According to Falcon, Salazar and his family immigrated to the U.S. from Mexico when he was 2 years old. Aside from a grandmother that he has not seen since he was 4, Salazar has no family in Mexico; the U.S. is the only country he’s ever known. Raices is readying paperwork that could have Sergio released on bond within two weeks, she said, but stressed that the organization feels that no money should have to be spent in order to secure his release.
“He wasn’t even aware that his DACA was denied — it was very obvious that they arrested him the day of,” she said. “He was clearly targeted, and it’s just unbelievable.”

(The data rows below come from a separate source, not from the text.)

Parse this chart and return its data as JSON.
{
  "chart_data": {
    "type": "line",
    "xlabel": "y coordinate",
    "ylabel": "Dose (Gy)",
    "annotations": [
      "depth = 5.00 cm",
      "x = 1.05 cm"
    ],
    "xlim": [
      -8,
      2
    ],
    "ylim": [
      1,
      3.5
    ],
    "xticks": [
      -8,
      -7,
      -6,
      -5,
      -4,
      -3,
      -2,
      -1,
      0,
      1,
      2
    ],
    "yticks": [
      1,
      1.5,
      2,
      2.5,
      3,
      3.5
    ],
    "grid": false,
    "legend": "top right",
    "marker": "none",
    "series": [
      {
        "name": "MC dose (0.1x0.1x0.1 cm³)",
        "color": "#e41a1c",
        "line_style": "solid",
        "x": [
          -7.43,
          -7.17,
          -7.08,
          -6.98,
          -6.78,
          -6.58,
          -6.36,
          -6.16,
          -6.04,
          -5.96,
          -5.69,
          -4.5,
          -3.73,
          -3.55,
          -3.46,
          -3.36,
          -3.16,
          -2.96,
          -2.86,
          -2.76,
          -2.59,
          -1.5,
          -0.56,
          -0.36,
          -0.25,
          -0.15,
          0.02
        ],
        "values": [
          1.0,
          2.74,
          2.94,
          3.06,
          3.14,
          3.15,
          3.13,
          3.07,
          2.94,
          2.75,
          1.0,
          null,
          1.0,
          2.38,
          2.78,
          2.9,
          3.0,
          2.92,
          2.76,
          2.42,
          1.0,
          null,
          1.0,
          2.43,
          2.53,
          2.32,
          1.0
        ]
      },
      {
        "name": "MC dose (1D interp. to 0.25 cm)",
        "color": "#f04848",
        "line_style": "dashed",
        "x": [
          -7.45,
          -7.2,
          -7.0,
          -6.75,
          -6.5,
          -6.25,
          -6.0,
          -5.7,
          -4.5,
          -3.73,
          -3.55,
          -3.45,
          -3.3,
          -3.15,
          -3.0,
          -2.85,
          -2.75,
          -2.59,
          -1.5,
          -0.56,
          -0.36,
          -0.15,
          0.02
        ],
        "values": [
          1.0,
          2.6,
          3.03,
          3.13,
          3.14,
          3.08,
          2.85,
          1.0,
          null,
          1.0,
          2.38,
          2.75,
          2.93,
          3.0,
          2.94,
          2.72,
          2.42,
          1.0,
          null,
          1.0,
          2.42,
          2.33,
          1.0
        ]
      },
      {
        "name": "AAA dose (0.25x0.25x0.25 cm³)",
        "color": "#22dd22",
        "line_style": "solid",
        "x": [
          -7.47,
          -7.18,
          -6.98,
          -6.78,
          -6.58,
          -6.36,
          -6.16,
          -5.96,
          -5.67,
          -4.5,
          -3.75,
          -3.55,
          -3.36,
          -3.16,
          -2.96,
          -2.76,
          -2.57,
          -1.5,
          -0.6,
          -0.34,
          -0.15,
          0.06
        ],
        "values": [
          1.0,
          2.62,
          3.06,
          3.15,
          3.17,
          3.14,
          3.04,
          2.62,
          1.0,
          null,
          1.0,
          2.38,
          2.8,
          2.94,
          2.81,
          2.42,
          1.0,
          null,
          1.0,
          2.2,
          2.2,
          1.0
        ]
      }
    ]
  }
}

Seemingly in concert with President Donald Trump’s widely criticized decision to prosecute and separate immigrant parents and children at the southern border, the Abolish ICE movement has exploded in popularity in recent months. Mainstream political candidates like Randy Bryce, who is running to unseat Paul Ryan in Wisconsin’s 1st Congressional District, and Alexandria Ocasio-Cortez, who in June won the Democratic primary in New York’s 14th congressional district, are now centering their campaign messages around the agency’s demise — and winning.
But the movement’s rise in popularity has not come without tensions of its own. On July 28, as many of the protestors at the San Antonio “Occupy ICE” occupation lay sleeping, roughly 20 masked members of the “Patriot Front” — a Texas-based white supremacist, fascist and neo-Nazi group, according to the Southern Poverty Law Center — laid siege to the camp, inflicting what protestors called “mostly surface-level” damage.
In a recording taken during the destruction, counterprotestors can be heard chanting “strong borders, strong nation” and other racist slurs directed towards the occupiers.
According to Falcon, targeted violence from members of white nationalist groups isn’t the only thing that “Occupy ICE” protestors have to fear. During the course of the occupation, she said, ICE officers routinely came outside with cameras and attempted to snap photos of protestors’ faces.
“I think it raises questions of how the government is using technology to identify these people and figure things out,” she said. Protestors like Sergio, she added, often wear masks for that reason — to “protect their and their families’ identities.”
“Unfortunately, Sergio was the only ‘Dreamer’ or undocumented person at the camp,” she added. “It’s very obvious that they were targeting him, and they knew that they could use him to get information on the rest of them.”